I question the wisdom of my own decision to leave quarantine, even if briefly.
Last weekend, Bradley and I piled into the SCM Volvo 122S and drove to the Oregon coast and back.
Our destination was the fabled Bowpicker Fish and Chips in Astoria. The establishment is housed in a free-standing boat on a trailer.
At 69, I am in a high-risk group if I contract the Coronavirus. So we exercised what I thought were proper precautions. We went directly from our condo to the Volvo parked in the underground garage. We cleaned the door handles with Clorox wipes before getting in.
We drove straight to the coast. It was overcast with intermittent rain showers.
Our only stop came when the oil-pressure light began to flicker during spirited driving on a twisty section of Highway 26.
I had not recently checked the oil, and I guessed that the level in the sump was low.
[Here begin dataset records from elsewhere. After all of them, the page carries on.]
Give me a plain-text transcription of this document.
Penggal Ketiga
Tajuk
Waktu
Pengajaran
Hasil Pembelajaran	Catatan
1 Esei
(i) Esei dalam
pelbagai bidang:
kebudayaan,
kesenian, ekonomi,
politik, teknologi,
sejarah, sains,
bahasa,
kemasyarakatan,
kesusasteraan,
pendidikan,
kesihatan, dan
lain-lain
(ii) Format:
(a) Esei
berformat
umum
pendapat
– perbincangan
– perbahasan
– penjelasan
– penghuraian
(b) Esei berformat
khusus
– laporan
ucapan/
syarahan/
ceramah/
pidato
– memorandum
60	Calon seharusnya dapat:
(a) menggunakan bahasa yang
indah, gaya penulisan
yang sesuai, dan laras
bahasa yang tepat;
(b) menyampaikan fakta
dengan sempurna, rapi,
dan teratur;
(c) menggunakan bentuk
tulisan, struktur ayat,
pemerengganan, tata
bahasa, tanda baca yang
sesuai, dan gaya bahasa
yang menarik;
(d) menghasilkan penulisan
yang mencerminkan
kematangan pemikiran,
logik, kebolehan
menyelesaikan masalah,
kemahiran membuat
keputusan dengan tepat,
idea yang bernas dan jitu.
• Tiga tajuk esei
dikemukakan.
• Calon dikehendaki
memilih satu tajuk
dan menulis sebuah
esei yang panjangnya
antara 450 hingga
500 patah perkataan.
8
We stopped at a NAPA store. I sent Bradley in to get two quarts of 20/50 High-Mileage oil. He wiped the oil bottles and his hands with sanitary wipes.
He learned how to open the hood on the Volvo and check the oil. It was two quarts low. As the un-baffled sump holds just four quarts, the oil pump pickup, located on the left-hand side of the sump, was starving on hard right-hand turns.
Bradley then learned how to pour oil into an engine, and check the dipstick afterwards.
We motored on. The Bowpicker had closed early, but a good second choice turned out to be South Bay Wild on Duane Street. We ordered takeout ahead of time, and Bradley went in and picked it up.
Halibut is in season, and we enjoyed our deep-fried delight in the car.
I tried and failed to balance the meal on my lap; the second time I spilled it the container of tartar sauce came open and deposited its contents onto my expensive driving gloves. Their aroma will serve as a permanent olfactory reminder of our trip.
On the way back to Portland we stopped for fuel. Bradley wanted to learn how to put gas into the car. He wiped the handle of the nozzle with Clorox wipes. He then picked up the nozzle, inserted it into the gas tank and filled it. We were getting 24 mpg.
After he was finished, he went to the restroom and washed his hands with soap and water.
We then drove back to Portland, this time taking Highway 30 to Interstate 5. While the Volvo was a joy on two-lane roads, that was not the case on the freeway — at 75 mph in pouring rain – with hulking SUVs whistling by us at 90 mph.
The teachable moment and bonding time with my son were very positive. He is thoroughly at home in the 122S, and his memories of being in the Giulia Super are fast fading.
He learned how to replenish the fuel and oil in the car. He’s starting to understand that old cars require thoughtful care and feeding, as well as attention. Supposed I hadn’t noticed the oil light flickering? That could have cost us an engine.
I understand that I put us both at a higher risk than if we had simply stayed home and played video Scrabble, currently a favorite pastime.
What would you have done? Did the risks outweigh the rewards? Would you have made a different decision?
I look forward to reading your thoughts.